DataOps, given its stated purpose, also covers the design and development cycles. The set of roles, beyond DevOps’s, covers business analysts, data stewards, data engineers, and data scientists. DataOps processes borrows well-known practices of the Agile methodology and software development. However, building dev/test sandboxes is challenging, more than in DevOps, as test data management is complex (getting representative data, privacy issues).
MLOps/ModelOps
When the analytics part of a data development project is an ML model, different practices and tools are needed to develop, manage, and govern them, in particular
- Experimenting with models: training, testing, validating, retraining and, once they are ready, deploying them.
- Governing models in production, i.e, making sure that predictions remain accurate over time (i.e., identifying and addressing model degradation), and that models adhere to all regulations and risk requirements and controls.
MLOps tools and practices help automate and keep track of the artifacts of the first part of the data science process, while ModelOps practices and capabilities provide the second part. In a separate blog we will delve deeper into practices, techniques and tools dealing with these aspects.
We have argued elsewhere that DataOps and ML/ModelOps practices and tools can and should coexist, as the model experimentation and governance part is specific to advanced analytics projects and the rest is common to both BI projects and ML projects.
AIOps
AIOps, Artificial intelligence for IT operations, is a term coined by Gartner in 2017 referring to the use of AI/ML technology in IT operations to prevent incidents, shrink resolution time and optimize IT resource usage. Rather than applying DevOps to a software domain (as in DataOps/MLOps), it is an evolution of what the industry refers to as ITOA (ITOps Analytics), which monitors IT environment data (machines, networks, logs, events, and metrics data) to gauge baseline performance and threshold parameters through statistical analysis.

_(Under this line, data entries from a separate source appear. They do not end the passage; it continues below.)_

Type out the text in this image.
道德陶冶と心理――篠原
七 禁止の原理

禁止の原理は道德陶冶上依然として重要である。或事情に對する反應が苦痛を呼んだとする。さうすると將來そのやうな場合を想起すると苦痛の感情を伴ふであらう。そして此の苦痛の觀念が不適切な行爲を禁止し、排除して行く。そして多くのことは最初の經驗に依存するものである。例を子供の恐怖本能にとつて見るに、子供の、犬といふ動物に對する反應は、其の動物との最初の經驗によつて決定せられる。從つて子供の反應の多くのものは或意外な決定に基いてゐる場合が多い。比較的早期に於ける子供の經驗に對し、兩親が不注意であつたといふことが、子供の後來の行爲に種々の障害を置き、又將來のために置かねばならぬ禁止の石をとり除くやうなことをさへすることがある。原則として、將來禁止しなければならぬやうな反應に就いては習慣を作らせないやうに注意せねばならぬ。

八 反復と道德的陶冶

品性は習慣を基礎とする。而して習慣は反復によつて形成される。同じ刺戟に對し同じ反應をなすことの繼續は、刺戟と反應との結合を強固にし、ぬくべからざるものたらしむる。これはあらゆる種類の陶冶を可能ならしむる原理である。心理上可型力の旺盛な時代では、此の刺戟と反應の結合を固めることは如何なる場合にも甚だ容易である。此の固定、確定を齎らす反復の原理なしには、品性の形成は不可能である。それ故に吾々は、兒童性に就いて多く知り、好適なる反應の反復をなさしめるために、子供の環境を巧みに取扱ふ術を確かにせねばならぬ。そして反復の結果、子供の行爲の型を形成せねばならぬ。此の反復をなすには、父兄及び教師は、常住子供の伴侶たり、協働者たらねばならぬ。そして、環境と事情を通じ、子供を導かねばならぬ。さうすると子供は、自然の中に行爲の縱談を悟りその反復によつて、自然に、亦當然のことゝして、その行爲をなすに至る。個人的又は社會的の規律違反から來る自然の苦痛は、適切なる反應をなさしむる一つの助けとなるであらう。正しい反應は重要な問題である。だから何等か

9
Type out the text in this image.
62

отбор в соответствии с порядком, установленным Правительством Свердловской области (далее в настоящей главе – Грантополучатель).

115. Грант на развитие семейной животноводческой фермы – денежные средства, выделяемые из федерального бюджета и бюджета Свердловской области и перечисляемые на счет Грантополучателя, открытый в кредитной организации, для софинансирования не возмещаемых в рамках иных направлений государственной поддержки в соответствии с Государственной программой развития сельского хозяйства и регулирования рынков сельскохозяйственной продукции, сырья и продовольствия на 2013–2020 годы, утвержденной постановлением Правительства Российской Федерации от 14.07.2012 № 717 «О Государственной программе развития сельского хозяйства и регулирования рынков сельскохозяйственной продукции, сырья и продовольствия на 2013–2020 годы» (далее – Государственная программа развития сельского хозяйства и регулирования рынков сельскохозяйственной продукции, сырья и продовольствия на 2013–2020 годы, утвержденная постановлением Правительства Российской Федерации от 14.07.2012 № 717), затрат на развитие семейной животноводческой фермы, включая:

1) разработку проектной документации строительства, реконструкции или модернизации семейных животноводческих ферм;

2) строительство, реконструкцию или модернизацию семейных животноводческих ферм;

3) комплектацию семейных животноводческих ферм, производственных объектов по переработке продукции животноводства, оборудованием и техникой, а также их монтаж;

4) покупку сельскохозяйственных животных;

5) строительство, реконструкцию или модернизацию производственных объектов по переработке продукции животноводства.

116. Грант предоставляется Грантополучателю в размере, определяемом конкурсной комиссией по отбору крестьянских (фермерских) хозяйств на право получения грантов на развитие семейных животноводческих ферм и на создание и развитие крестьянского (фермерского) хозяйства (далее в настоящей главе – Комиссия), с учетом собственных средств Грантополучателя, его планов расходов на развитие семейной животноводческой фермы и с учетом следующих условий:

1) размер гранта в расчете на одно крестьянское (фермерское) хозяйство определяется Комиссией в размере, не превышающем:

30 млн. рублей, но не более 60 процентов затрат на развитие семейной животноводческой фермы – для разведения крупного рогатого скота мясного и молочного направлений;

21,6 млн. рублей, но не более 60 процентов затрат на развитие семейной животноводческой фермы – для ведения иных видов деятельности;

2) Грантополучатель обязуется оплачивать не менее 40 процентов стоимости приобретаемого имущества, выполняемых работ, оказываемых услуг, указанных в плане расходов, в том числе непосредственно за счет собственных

The following challenges call for a new generation of services:
- Data volumes: fuelled by cloud and IoT adoption, Gartner estimates that the average enterprise IT infrastructure generates 2-3 times more IT operational data every year.
- Data segregation: ITOA tools work on sectionally segregated data, making it hard to combine these partial views to get a holistic understanding. Each tool generates its own alerts (e.g., infrastructure events and correlated performance issues), resulting in alert fatigue.
- Non-actionable insights: ITOA solutions react to insights raising alerts but lack orchestration with other tools to automate responses.
AIOps uses a big data platform to aggregate different IT operations data; runs DataOps and MLOps workloads to build models that correlate events, detect anomalies, and determine causality; and automates recovery actions through tool orchestration.
Both SRE teams and DevOps teams benefit from AIOps:
- SRE teams are applying root cause analysis and automated recovery actions to reduce response time and preventing incidents through proactive operations.
- DevOps teams are finding that AIOps technology can be used to learn about, and automate, the troubleshooting of applications that they support.
Summary
The following table summarizes the practices of the different incarnations of the Ops movement presented in this blog.
The Ops practices have rapidly evolved over the last decade and increasingly data & analytics is at the forefront of this evolution.